In Prada, the protagonist is a young woman who scores what is considered to be a dream job as the assistant to the editor of a major fashion magazine. Her boss is demanding and ruthless. The young woman moves up the ranks and ends up on a glamorous trip to Paris Fashion Week rubbing elbows with high society. Her boss, incidentally, is pictured as having a rocky home life as is expected. Powerful female business women are expected to achieve status at the expense of real relationships. Our protagonist does not want to make the same mistake. In the end (spoiler alert) she walks away from the shallow and artificial life of status and glamor to return to a more “authentic” existence. We see her stepping out of a taxi and abandoning her boss as the boss looks on with disguised admiration for the young woman. The film ends with the main character walking in comfortable clothes with her head held high.

It struck me that this was the expected ending, the Rosencrantz ending, the one audiences are prepared to believe and publishers are prepared to buy.

It also struck me that it was an inversion of the expected male ending. The male protagonist’s story would tend to resolve with the man victorious in the career field he had entered. There was a point in the movie where the main character becomes aware of a plot that could oust the editor.
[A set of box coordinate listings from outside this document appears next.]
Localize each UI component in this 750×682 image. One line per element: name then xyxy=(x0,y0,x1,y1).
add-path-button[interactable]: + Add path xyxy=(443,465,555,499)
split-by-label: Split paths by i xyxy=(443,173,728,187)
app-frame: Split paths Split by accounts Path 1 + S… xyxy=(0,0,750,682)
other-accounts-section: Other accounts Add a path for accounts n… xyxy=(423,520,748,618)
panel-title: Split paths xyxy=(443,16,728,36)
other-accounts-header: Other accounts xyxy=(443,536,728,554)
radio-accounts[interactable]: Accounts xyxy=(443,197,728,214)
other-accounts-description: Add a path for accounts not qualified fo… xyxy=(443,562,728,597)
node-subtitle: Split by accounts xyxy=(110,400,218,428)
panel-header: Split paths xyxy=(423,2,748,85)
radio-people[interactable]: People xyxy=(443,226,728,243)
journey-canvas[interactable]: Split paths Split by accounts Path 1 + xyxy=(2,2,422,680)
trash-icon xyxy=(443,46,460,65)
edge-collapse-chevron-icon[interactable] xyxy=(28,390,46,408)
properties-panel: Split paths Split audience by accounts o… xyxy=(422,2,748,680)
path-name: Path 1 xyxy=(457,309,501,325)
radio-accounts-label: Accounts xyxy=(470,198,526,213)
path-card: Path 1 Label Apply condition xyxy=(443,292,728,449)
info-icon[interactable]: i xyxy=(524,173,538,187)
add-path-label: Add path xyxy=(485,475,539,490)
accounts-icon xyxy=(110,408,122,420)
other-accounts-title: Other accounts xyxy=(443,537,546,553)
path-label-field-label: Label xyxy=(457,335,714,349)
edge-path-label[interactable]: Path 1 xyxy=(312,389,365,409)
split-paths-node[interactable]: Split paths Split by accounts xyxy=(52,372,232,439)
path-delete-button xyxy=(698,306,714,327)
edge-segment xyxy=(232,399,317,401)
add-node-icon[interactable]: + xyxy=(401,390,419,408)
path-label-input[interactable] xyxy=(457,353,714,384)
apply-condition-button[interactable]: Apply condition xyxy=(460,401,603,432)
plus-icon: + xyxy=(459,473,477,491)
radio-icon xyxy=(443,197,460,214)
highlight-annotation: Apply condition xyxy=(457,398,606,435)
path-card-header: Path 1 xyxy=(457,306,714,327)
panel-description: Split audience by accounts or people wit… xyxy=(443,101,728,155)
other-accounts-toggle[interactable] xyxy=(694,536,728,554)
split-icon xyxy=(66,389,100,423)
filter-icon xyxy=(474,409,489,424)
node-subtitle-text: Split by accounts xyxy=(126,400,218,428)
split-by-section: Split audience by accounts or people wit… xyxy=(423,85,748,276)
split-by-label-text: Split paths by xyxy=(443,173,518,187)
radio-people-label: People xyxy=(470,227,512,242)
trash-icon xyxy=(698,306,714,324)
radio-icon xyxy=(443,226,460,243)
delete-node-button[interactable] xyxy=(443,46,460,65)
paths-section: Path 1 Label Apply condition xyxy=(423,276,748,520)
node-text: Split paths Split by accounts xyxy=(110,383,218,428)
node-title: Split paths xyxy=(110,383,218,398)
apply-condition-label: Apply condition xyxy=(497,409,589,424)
She tries to protect the boss who has made her life so difficult. I would expect the male character to use this opportunity to forward his own interests and bring down the bad guy. It might end with him as the editor of the publication himself. It is not common for the male narrative to end not with worldly success but with the character deciding he does not want to play the game.

In “The Devil Wears Prada,” the main character is dumped by her boyfriend because her demanding job does not allow her to devote enough attention to him. As an audience we are expected to take his side and to agree that she is going the wrong direction.

This same type of conflict is quite common in films with male protagonists. A man becomes obsessed with a mission of some kind– winning a legal case, catching a killer, saving the world from aliens– what have you. At some point he argues with his wife who feels he is shirking his family responsibilities. In this case, however, the audience is expected to understand that his mission is vitally important. We do not want him to decide that catching the killer isn’t that important after all in the greater scheme of things and that he should walk away to focus on his authentic emotional life. What generally happens, instead, is that against all odds, with no one backing him, the hero completes his mission winning the admiration of his wife in the process.

Prada is not an isolated example of the “female happy end” where the woman shuns worldly status. One of the most popular films of all times is “Titanic” in which bold and feisty Rose realizes that her upper class life is empty after she meets working class Jack Dawson on deck. She walks away from a life of riches and even throws a priceless gem into the sea.

The female protagonist has a happy end not when she has status in the world, but when she transcends the desire for status.

Dorothy has a happy end when she gives up on her dreams.